I told you all of this to give you a little history before telling you the actual story. Recently, my sister and I made the drive to drop my mother off at my oldest sister’s house for a visit. That drive put me one exit away from the auction, which I hadn’t had a chance to attend again since adding the aforementioned cows this spring.

Why not, right? Right. There was a group of started calves ready to be run through. We looked them over. I was not prepared to purchase anything. It was a day off. Just something to do to get me off the farm for a few hours —

If you are a farmer, you know what a bad decision this was from the start.

Three hours later, I found myself driving up the interstate with a calf, standing on an old horse blanket, in the back seat of my truck. She was actually very well behaved, better than some people’s dogs I know, and only made a small puddle on the blanket during the two hour ride home.

Now, being born in November, Uruk did get to see a few lambs this spring, but he was very young and was not really a part of things at that time, because he was still with his mom. He’s seen baby chickens pop out of everywhere this spring and has been as well behaved as anyone could ask — never stepping out of line.

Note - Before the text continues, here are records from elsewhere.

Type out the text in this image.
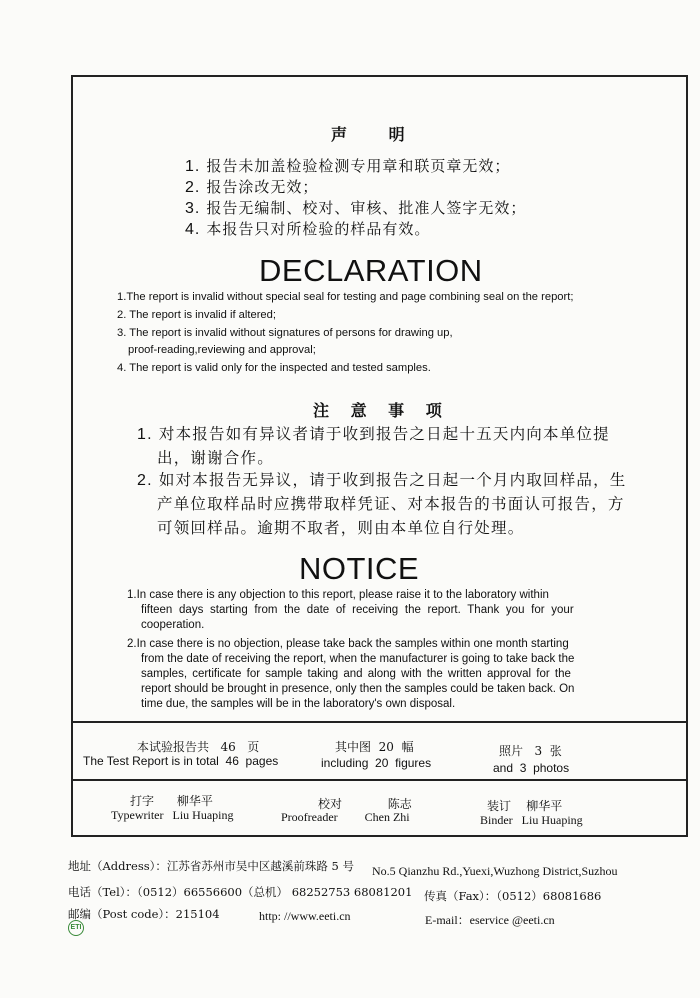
声 明
1. 报告未加盖检验检测专用章和联页章无效；
2. 报告涂改无效；
3. 报告无编制、校对、审核、批准人签字无效；
4. 本报告只对所检验的样品有效。
DECLARATION
1.The report is invalid without special seal for testing and page combining seal on the report;
2. The report is invalid if altered;
3. The report is invalid without signatures of persons for drawing up,
proof-reading,reviewing and approval;
4. The report is valid only for the inspected and tested samples.
注 意 事 项
1. 对本报告如有异议者请于收到报告之日起十五天内向本单位提
出，谢谢合作。
2. 如对本报告无异议，请于收到报告之日起一个月内取回样品，生
产单位取样品时应携带取样凭证、对本报告的书面认可报告，方
可领回样品。逾期不取者，则由本单位自行处理。
NOTICE
1.In case there is any objection to this report, please raise it to the laboratory within
fifteen days starting from the date of receiving the report. Thank you for your
cooperation.
2.In case there is no objection, please take back the samples within one month starting
from the date of receiving the report, when the manufacturer is going to take back the
samples, certificate for sample taking and along with the written approval for the
report should be brought in presence, only then the samples could be taken back. On
time due, the samples will be in the laboratory's own disposal.
本试验报告共 46 页
The Test Report is in total 46 pages
其中图 20 幅
including 20 figures
照片 3 张
and 3 photos
打字 柳华平
Typewriter Liu Huaping
校对	陈志
Proofreader Chen Zhi
装订 柳华平
Binder Liu Huaping
地址（Address）：江苏省苏州市吴中区越溪前珠路 5 号 No.5 Qianzhu Rd.,Yuexi,Wuzhong District,Suzhou
电话（Tel）：（0512）66556600（总机） 68252753 68081201 传真（Fax）：（0512）68081686
邮编（Post code）：215104	http: //www.eeti.cn	E-mail：eservice @eeti.cn
ETI
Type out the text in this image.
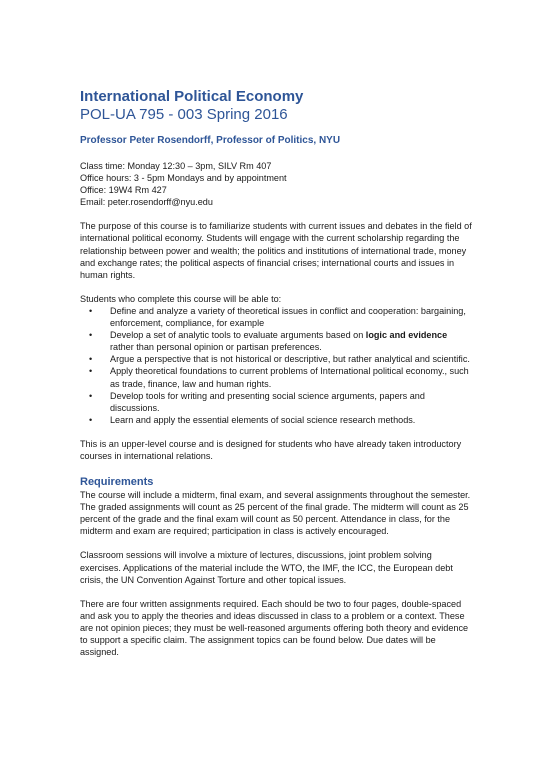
International Political Economy

POL-UA 795 - 003 Spring 2016

Professor Peter Rosendorff, Professor of Politics, NYU

Class time: Monday 12:30 – 3pm, SILV Rm 407

Office hours: 3 - 5pm Mondays and by appointment

Office: 19W4 Rm 427

Email: peter.rosendorff@nyu.edu

The purpose of this course is to familiarize students with current issues and debates in the field of international political economy. Students will engage with the current scholarship regarding the relationship between power and wealth; the politics and institutions of international trade, money and exchange rates; the political aspects of financial crises; international courts and issues in human rights.

Students who complete this course will be able to:

• Define and analyze a variety of theoretical issues in conflict and cooperation: bargaining, enforcement, compliance, for example
• Develop a set of analytic tools to evaluate arguments based on logic and evidence rather than personal opinion or partisan preferences.
• Argue a perspective that is not historical or descriptive, but rather analytical and scientific.
• Apply theoretical foundations to current problems of International political economy., such as trade, finance, law and human rights.
• Develop tools for writing and presenting social science arguments, papers and discussions.
• Learn and apply the essential elements of social science research methods.

This is an upper-level course and is designed for students who have already taken introductory courses in international relations.

Requirements

The course will include a midterm, final exam, and several assignments throughout the semester. The graded assignments will count as 25 percent of the final grade. The midterm will count as 25 percent of the grade and the final exam will count as 50 percent. Attendance in class, for the midterm and exam are required; participation in class is actively encouraged.

Classroom sessions will involve a mixture of lectures, discussions, joint problem solving exercises. Applications of the material include the WTO, the IMF, the ICC, the European debt crisis, the UN Convention Against Torture and other topical issues.

There are four written assignments required. Each should be two to four pages, double-spaced and ask you to apply the theories and ideas discussed in class to a problem or a context. These are not opinion pieces; they must be well-reasoned arguments offering both theory and evidence to support a specific claim. The assignment topics can be found below. Due dates will be assigned.
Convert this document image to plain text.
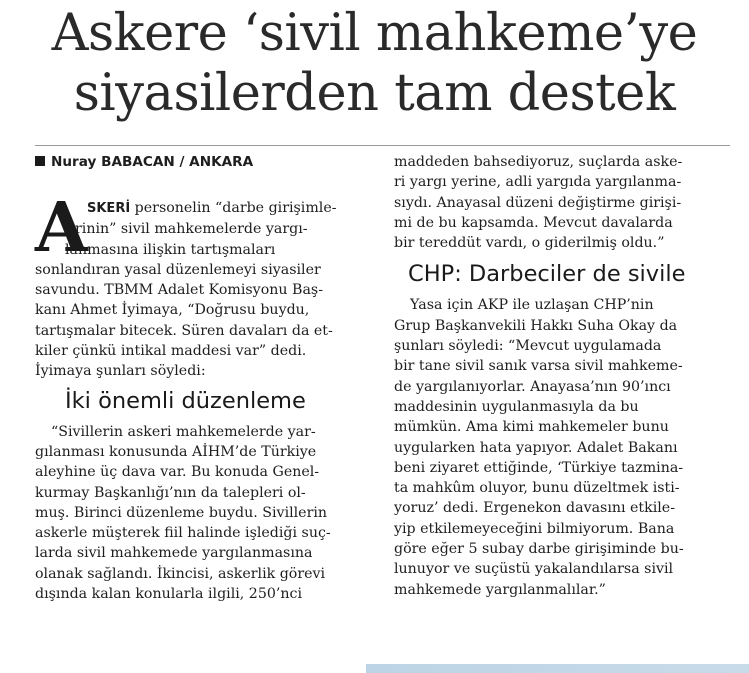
Askere ‘sivil mahkeme’ye
siyasilerden tam destek
Nuray BABACAN / ANKARA
A SKERİ personelin “darbe girişimle-
rinin” sivil mahkemelerde yargı-
lanmasına ilişkin tartışmaları
sonlandıran yasal düzenlemeyi siyasiler
savundu. TBMM Adalet Komisyonu Baş-
kanı Ahmet İyimaya, “Doğrusu buydu,
tartışmalar bitecek. Süren davaları da et-
kiler çünkü intikal maddesi var” dedi.
İyimaya şunları söyledi:
İki önemli düzenleme
“Sivillerin askeri mahkemelerde yar-
gılanması konusunda AİHM’de Türkiye
aleyhine üç dava var. Bu konuda Genel-
kurmay Başkanlığı’nın da talepleri ol-
muş. Birinci düzenleme buydu. Sivillerin
askerle müşterek fiil halinde işlediği suç-
larda sivil mahkemede yargılanmasına
olanak sağlandı. İkincisi, askerlik görevi
dışında kalan konularla ilgili, 250’nci
maddeden bahsediyoruz, suçlarda aske-
ri yargı yerine, adli yargıda yargılanma-
sıydı. Anayasal düzeni değiştirme girişi-
mi de bu kapsamda. Mevcut davalarda
bir tereddüt vardı, o giderilmiş oldu.”
CHP: Darbeciler de sivile
Yasa için AKP ile uzlaşan CHP’nin
Grup Başkanvekili Hakkı Suha Okay da
şunları söyledi: “Mevcut uygulamada
bir tane sivil sanık varsa sivil mahkeme-
de yargılanıyorlar. Anayasa’nın 90’ıncı
maddesinin uygulanmasıyla da bu
mümkün. Ama kimi mahkemeler bunu
uygularken hata yapıyor. Adalet Bakanı
beni ziyaret ettiğinde, ‘Türkiye tazmina-
ta mahkûm oluyor, bunu düzeltmek isti-
yoruz’ dedi. Ergenekon davasını etkile-
yip etkilemeyeceğini bilmiyorum. Bana
göre eğer 5 subay darbe girişiminde bu-
lunuyor ve suçüstü yakalandılarsa sivil
mahkemede yargılanmalılar.”
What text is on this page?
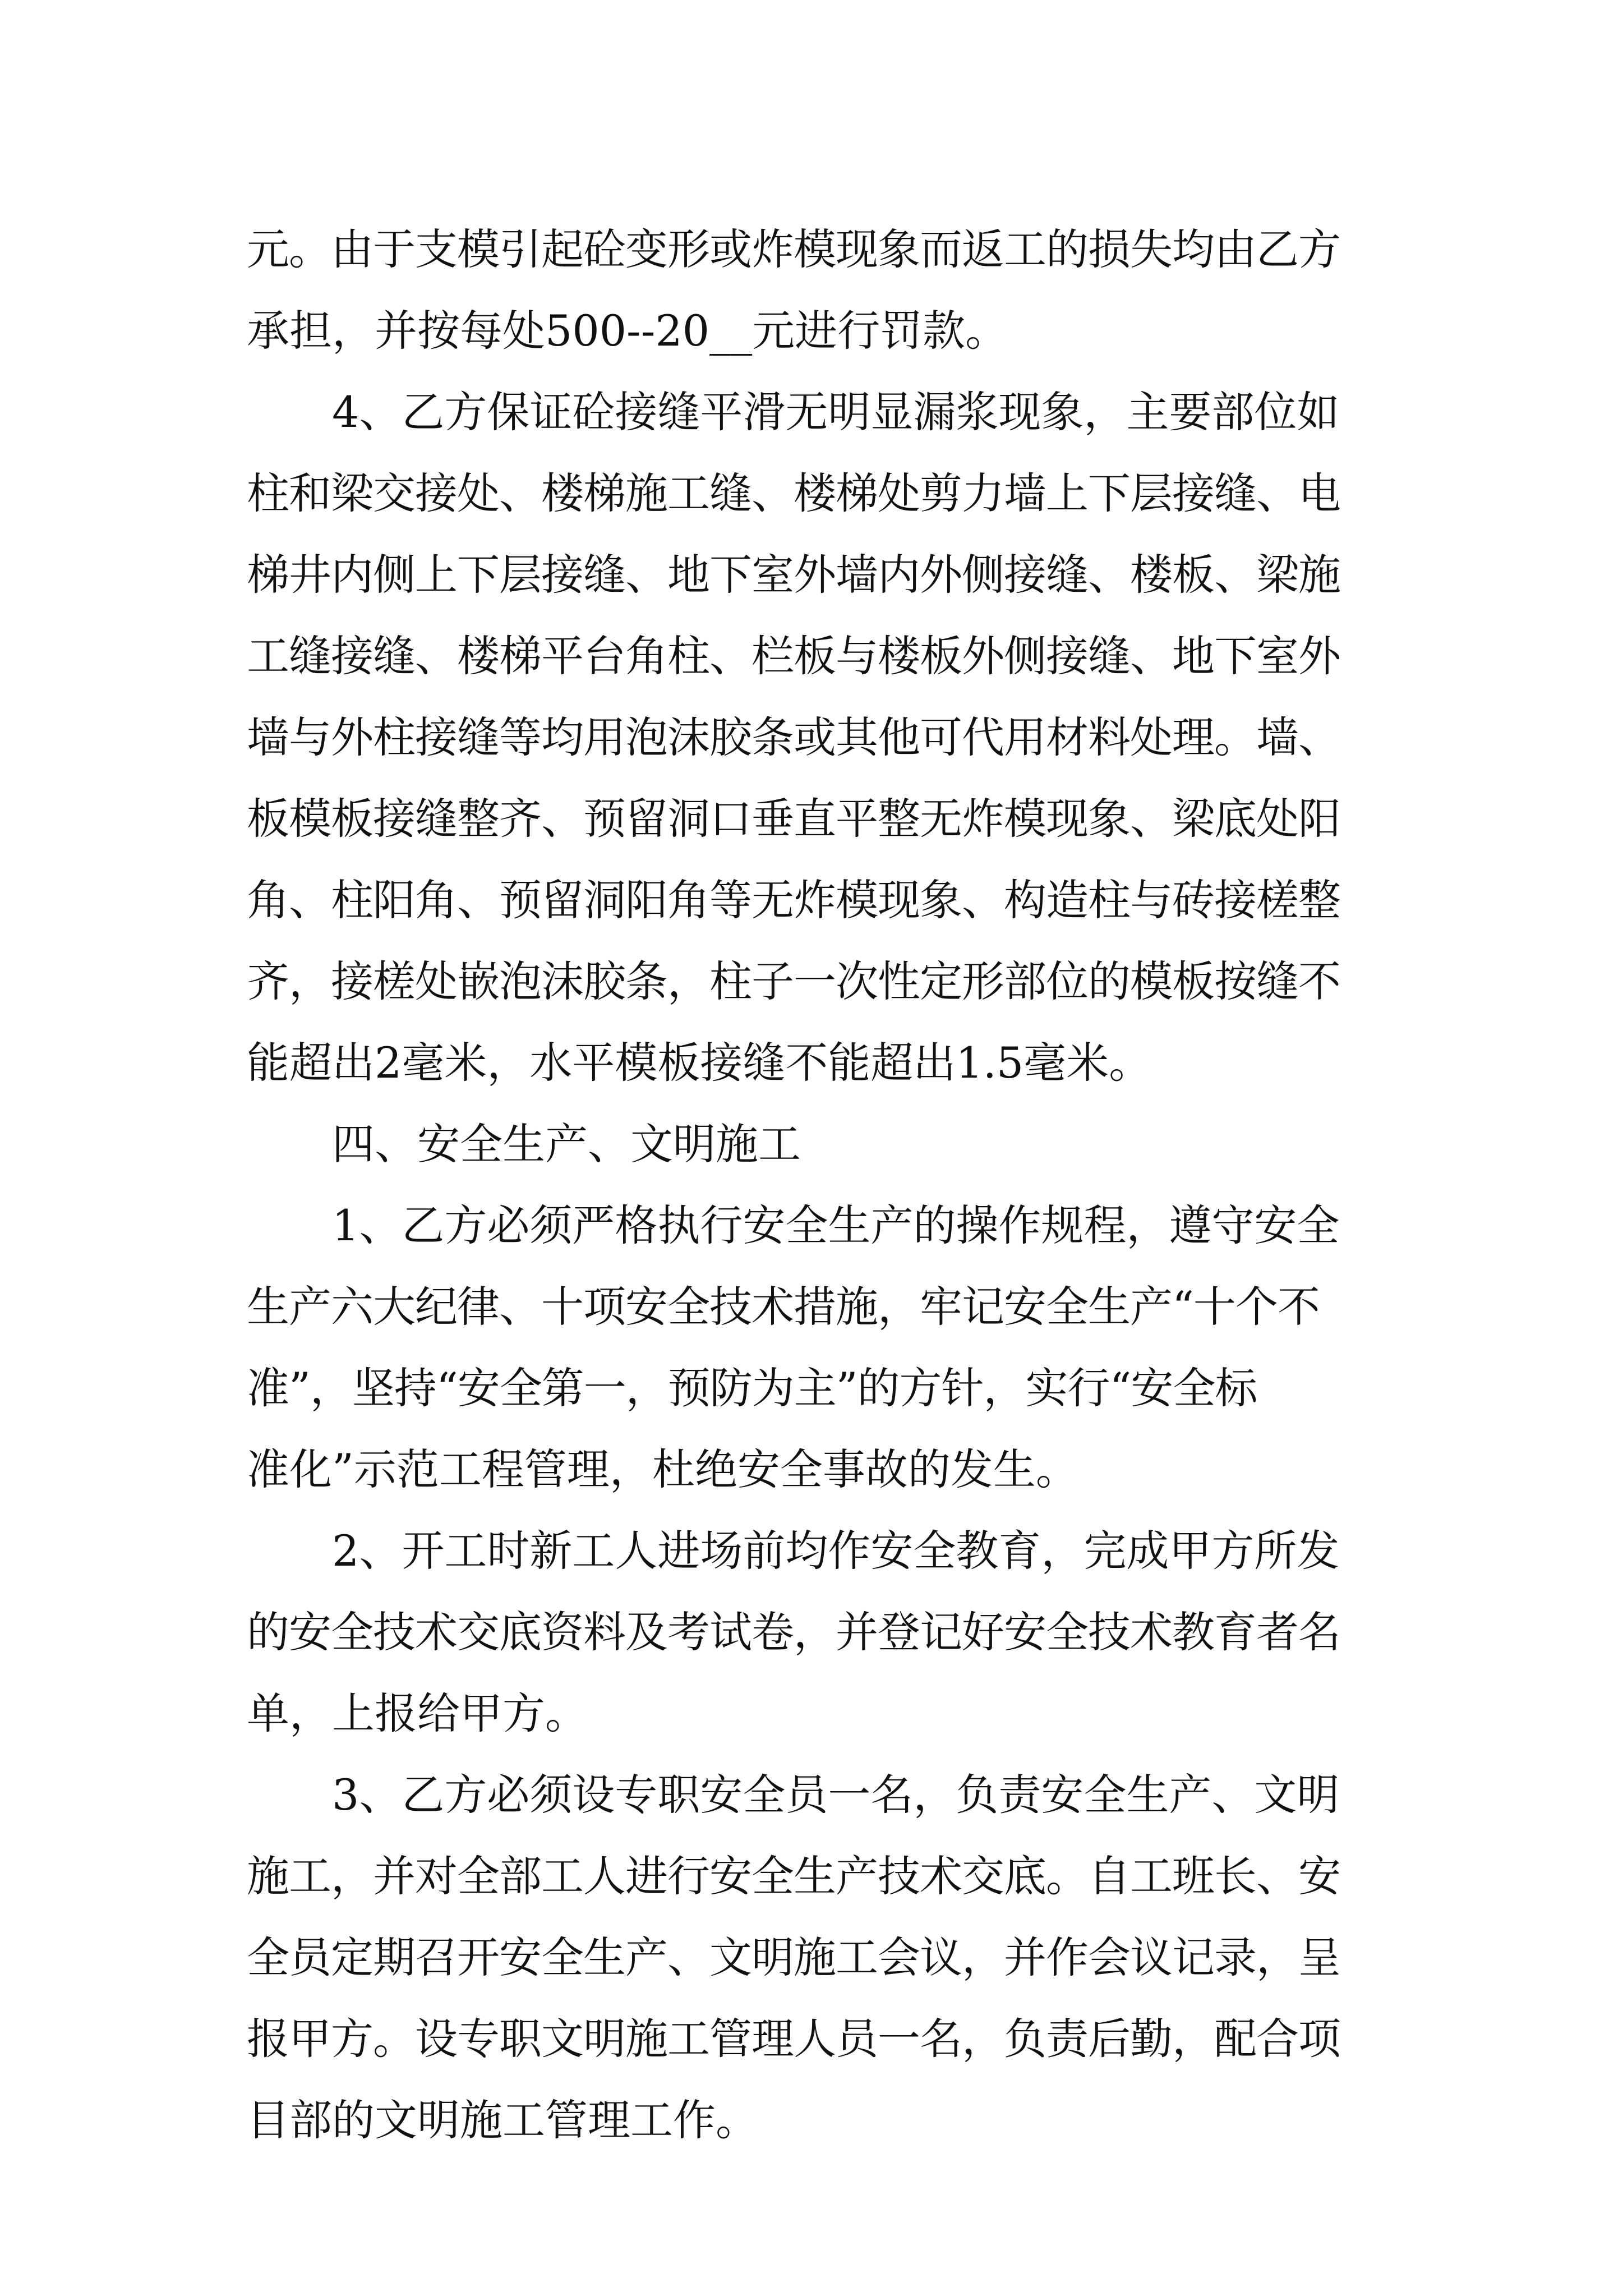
元。由于支模引起砼变形或炸模现象而返工的损失均由乙方

承担，并按每处500--20__元进行罚款。

4、乙方保证砼接缝平滑无明显漏浆现象，主要部位如

柱和梁交接处、楼梯施工缝、楼梯处剪力墙上下层接缝、电

梯井内侧上下层接缝、地下室外墙内外侧接缝、楼板、梁施

工缝接缝、楼梯平台角柱、栏板与楼板外侧接缝、地下室外

墙与外柱接缝等均用泡沫胶条或其他可代用材料处理。墙、

板模板接缝整齐、预留洞口垂直平整无炸模现象、梁底处阳

角、柱阳角、预留洞阳角等无炸模现象、构造柱与砖接槎整

齐，接槎处嵌泡沫胶条，柱子一次性定形部位的模板按缝不

能超出2毫米，水平模板接缝不能超出1.5毫米。

四、安全生产、文明施工

1、乙方必须严格执行安全生产的操作规程，遵守安全

生产六大纪律、十项安全技术措施，牢记安全生产“十个不

准”，坚持“安全第一，预防为主”的方针，实行“安全标

准化”示范工程管理，杜绝安全事故的发生。

2、开工时新工人进场前均作安全教育，完成甲方所发

的安全技术交底资料及考试卷，并登记好安全技术教育者名

单，上报给甲方。

3、乙方必须设专职安全员一名，负责安全生产、文明

施工，并对全部工人进行安全生产技术交底。自工班长、安

全员定期召开安全生产、文明施工会议，并作会议记录，呈

报甲方。设专职文明施工管理人员一名，负责后勤，配合项

目部的文明施工管理工作。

As we unloaded, Holly observed the bawling calf, who was trying to suck on my sweatshirt, with skepticism. To give credit where credit is due, I only had to hook her twice and let the calf nurse. She is now happily taking care of the next “not hers” baby.

His calling

But, for Uruk, this was different. When I unloaded that baby and led her into the front pen, Uruk fell in love. He was no longer just “stuck” with Holly, until things went back to normal. He had a job.

He sits by the little one while she eats, lays in front of the barn door while she sleeps, and diligently follows her around the pen, no matter the weather. Traffic that was previously ignored is now warned if it slows down to look at his baby.

When I decided to keep this puppy just eight short months ago, it was with the hopes of eventually having a replacement for his baby-loving great grandfather, who is steadfastly ignoring the retirement that keeps peeking out from behind the trees. Watching Uruk take that little calf under his wing more than proved I’d made the right decision.